Because it wraps each value in another array, it is effectively doing:

a.concat([b])

which is the same as cons (apart from producing a fresh copy). 'permutations' does the wrapping before calling cross. Without the wrapping with '[]' it does produce incorrect results with permutations of arrays.

The alternative is to define this operation:

function op(x, y) {
    var a = [];
    for (var i = 0; i < x.length; ++i) {
        for (var j = 0; j < y.length; ++j) {
            a.push(x[i].concat([y[j]]));
        }
    }
    return a;
}

function perm(xss) {
    return xss.reduce(op, [[]]);
}

This isn't a cross product, it does exactly the same as the list comprehension now. I am not quite sure what it would be called?

Oh I missed that you're preprocessing the input to add the required [] wrapper before you call reduce. That takes away a bit from the elegance I think. We could define

pairwise :: (a -> b -> c) -> [a] -> [b] -> [c]
pairwise f xs ys = [f x y | x <- xs, y <- ys]

perm = foldl (pairwise (:)) [[]]

Which looks like it might work until you puzzle out that foldl takes its arguments the other way. Plumbing these functional contraptions together is a pain as soon as you're not pipe-lining single-parameter functions, which is most of why I dislike this style. I'd stick with something like the explicit recursion or maybe something like this:

def perm xss 
   var tot = [[]]
   for xs in xss
      tot = [x:ys | x <- xs, ys <- tot]
   return tot

This version works for me, and moving the discussion towards language design, I think I can see some general principles here:

- Keep types of object to a minimum, preferring to mutate an object of fixed type over creating intermediate objects of unknown type, or whose type depends on other types.
- Prefer non scoped blocks that do not capture values (for type blocks over lambdas)
- Prefer declarative value operations like list comprehension over loops or higher order functions where it is simpler (however I have seen people struggle with complex SQL queries, but are happy to write imperative code to do the same thing).

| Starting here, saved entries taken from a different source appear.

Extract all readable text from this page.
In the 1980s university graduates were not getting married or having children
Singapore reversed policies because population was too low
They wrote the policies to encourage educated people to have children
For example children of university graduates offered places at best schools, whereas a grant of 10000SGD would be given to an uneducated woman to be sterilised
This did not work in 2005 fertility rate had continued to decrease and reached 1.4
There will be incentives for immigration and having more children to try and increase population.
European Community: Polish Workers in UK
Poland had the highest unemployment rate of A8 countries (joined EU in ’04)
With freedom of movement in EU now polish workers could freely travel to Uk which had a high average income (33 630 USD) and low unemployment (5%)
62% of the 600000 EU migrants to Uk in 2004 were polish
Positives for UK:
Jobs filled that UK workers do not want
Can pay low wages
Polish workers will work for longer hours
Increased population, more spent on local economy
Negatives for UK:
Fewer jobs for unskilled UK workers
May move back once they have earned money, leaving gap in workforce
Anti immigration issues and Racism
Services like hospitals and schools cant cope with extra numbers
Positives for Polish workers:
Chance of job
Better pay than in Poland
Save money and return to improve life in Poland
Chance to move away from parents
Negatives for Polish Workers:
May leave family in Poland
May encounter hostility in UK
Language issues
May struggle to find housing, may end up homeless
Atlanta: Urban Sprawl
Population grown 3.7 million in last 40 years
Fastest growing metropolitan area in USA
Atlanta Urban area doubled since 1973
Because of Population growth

It is also tempting to not allow any free variables in function definitions, so that only local variables and arguments are allowed.

however I have seen people struggle with complex SQL queries, but are happy to write imperative code to do the same thing

SQL is not compositional, so I don't find this surprising at all. Composing LINQ queries is much easier for example, and complex LINQ queries aren't nearly as difficult as complex SQL queries (although LINQ could be better too).

SQL has two syntaxes for joins, the compositional one is:

(subquery...) join (subquery...) on ...

Right, so full SQL is not compositional, and it provides no means of query abstraction. Each of those subqueries should in principle permit local bindings:

DECLARE @tmp = (subquery...)
(subquery...) join @tmp on ...

Stored procedures are a kludge compared to proper query abstraction.

Well you can use 'as'?

(select ... as tmp) join tmp

Still even if it didn't support this, that would not make it non compositional. You can have compositional languages with no variables at all.

As far as I know there is no query that can be expressed using the non-compositional (relational calculus like) syntax that cannot be expressed in the compositional (relational algebra like) part.

I don't think this is the problem though. I think its that people lose track of the intermediate results. This is the same as the code examples above, the imperative reduces the intermediate results, minimises the different types (in this case the result row types).

I agree about error visibility. I think elegantly the left fold of the (relational) cross product is the clearest description:

function perm3(xss) {
    return xss.reduce(cross, [[]]);
}

The mathematical notation is nice, but it does depend on arbitrary convention. To formalise the notation so that it relies on only a small set of extensible syntax/semantics seems hard. A generic comprehension notation seems the best bet, and is similar.

The question is, as we have finite intelligence, when it comes to understanding complex algorithms and programs, are we able to cope with more complexity in imperative languages? Should a language designed to allow programmers to manage the highest levels of complexity therefore be an imperative language?